According to Professor Robert Yolken, mental health disorders occur when the immune system is affected by what is happening in a person’s environment.
“Serious psychiatric disorders have been associated with alterations in the immune system linked to environmental exposures in early life.”
The reason why the study was even started in the first place is the fact it is common for children to have pets.
“And since household pets are often among the first things with which children have close contact, it was logical for us to explore the possibilities of a connection between the two.”
Yolken also stated that there are 840,000 cases where schizophrenia could have prevented if these people had pet dogs growing up.

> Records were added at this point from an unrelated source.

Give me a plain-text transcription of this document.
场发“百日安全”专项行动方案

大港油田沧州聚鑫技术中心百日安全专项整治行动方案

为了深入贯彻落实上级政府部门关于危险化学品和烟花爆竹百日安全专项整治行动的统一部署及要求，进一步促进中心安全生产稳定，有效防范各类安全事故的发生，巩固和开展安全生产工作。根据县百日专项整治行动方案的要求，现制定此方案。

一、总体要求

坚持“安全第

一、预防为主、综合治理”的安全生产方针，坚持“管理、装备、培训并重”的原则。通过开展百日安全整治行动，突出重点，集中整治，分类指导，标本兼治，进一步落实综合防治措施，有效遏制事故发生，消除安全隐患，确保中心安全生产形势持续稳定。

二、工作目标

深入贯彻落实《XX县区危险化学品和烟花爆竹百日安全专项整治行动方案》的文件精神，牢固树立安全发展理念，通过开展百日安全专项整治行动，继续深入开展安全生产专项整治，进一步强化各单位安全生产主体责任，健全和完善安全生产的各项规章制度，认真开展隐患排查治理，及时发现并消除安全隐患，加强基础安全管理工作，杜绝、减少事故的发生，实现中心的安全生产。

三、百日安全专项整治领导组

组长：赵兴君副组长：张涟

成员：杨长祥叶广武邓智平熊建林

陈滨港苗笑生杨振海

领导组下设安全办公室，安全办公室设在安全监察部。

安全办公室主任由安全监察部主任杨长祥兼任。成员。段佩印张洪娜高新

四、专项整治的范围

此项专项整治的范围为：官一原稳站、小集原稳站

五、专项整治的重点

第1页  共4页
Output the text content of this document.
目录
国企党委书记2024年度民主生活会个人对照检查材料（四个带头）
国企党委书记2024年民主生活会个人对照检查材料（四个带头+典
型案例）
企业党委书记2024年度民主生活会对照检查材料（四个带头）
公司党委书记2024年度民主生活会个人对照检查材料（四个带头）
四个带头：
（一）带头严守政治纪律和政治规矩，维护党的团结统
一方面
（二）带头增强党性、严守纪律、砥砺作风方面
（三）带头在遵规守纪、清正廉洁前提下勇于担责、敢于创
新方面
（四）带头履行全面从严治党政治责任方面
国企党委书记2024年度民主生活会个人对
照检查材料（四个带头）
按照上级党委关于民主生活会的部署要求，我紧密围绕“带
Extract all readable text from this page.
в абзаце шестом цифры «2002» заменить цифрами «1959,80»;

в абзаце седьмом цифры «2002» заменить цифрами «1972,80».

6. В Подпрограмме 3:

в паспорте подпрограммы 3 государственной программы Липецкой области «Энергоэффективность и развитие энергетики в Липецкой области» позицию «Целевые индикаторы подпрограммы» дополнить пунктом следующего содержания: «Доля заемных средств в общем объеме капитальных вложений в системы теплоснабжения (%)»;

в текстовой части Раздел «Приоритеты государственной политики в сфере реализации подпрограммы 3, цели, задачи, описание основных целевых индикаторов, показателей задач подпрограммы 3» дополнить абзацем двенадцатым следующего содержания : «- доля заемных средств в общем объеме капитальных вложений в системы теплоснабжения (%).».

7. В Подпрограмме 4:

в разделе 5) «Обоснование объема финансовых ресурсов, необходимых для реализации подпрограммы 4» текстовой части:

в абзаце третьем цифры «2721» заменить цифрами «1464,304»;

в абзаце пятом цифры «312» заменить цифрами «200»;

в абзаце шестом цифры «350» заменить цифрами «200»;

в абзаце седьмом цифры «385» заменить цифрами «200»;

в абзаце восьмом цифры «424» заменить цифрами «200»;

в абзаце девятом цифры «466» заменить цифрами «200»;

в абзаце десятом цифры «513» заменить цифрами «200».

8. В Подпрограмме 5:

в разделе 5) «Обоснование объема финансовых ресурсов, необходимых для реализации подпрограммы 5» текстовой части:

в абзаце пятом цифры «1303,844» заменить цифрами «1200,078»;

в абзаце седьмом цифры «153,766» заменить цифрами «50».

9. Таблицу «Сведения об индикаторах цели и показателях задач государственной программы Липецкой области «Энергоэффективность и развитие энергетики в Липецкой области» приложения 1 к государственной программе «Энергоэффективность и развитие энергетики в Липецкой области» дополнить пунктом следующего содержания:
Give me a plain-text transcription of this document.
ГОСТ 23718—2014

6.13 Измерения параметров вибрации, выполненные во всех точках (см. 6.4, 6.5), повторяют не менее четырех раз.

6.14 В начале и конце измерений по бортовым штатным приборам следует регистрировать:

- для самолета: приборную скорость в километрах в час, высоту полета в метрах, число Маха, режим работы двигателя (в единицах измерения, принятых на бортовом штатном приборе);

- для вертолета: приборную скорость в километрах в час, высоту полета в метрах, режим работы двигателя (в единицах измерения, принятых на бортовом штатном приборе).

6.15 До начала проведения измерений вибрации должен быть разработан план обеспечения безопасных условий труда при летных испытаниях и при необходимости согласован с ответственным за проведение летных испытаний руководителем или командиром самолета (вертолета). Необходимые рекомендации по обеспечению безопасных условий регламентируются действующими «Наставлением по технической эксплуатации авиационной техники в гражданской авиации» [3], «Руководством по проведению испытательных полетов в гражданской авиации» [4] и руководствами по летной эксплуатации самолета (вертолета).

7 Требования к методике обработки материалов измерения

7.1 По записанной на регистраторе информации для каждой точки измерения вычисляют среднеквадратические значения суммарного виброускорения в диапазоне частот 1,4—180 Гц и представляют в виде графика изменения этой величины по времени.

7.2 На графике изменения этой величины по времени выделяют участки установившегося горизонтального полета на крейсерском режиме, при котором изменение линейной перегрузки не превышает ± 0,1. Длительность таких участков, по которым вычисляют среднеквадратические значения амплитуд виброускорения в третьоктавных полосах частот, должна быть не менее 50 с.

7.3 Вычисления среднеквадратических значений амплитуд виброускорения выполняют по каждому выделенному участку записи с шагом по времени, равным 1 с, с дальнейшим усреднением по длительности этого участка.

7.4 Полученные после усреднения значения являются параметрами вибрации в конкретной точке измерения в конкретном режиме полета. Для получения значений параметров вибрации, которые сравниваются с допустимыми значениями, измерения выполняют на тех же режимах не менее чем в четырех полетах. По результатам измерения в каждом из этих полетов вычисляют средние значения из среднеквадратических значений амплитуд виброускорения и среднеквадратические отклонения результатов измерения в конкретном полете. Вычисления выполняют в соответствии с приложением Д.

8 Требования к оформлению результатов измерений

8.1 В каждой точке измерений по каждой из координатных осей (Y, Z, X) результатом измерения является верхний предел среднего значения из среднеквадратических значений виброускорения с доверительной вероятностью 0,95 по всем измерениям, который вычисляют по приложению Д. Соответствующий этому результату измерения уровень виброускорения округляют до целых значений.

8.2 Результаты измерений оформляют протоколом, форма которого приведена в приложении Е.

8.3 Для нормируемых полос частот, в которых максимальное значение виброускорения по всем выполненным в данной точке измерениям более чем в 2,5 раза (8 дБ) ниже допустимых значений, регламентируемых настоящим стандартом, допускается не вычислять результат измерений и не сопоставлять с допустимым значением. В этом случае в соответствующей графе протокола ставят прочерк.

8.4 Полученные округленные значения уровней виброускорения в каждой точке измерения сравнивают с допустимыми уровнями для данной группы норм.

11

Currently, there are 3.5 million Americans suffering from schizophrenia.
The protection offered by bugs to the immune system was most effective for people who had a dog at birth or before the age of three.
“The largest apparent protective effect was found for children who had a household pet dog at birth or were first exposed after birth but before age three.”
Petting dogs, as mentioned before, reduces stress which also decreases inflammation which is good for the immune system.
As for bipolar disorder, having a pet at an early age had, unfortunately, no effect.
Having an overactive immune system, drug addiction, and stressful life can accelerate the development of the disorder.
Interestingly, those who owned cats before the age of 13 did not see a decrease in the risk of getting schizophrenia or bipolar disorder. As a matter of fact, those who had cats between the ages of 9 to 12 had a small increase in developing the said mental health disorders.
“However, we did find a slightly increased risk of developing both disorders for those who were first in contact with cats between the ages of 9 and 12.”
Cats actually possess a parasite called the Toxoplasma gondii that increases the chances of getting schizophrenia by an astounding 50%. This parasite can also be absorbed by eating uncooked meat and getting in contact with cat litter trays.
Yolken concluded by saying further research is needed so his team can come up with solutions to the said problems.
“A better understanding of the mechanisms underlying the associations between pet exposure and psychiatric disorders would allow us to develop appropriate prevention and treatment strategies.’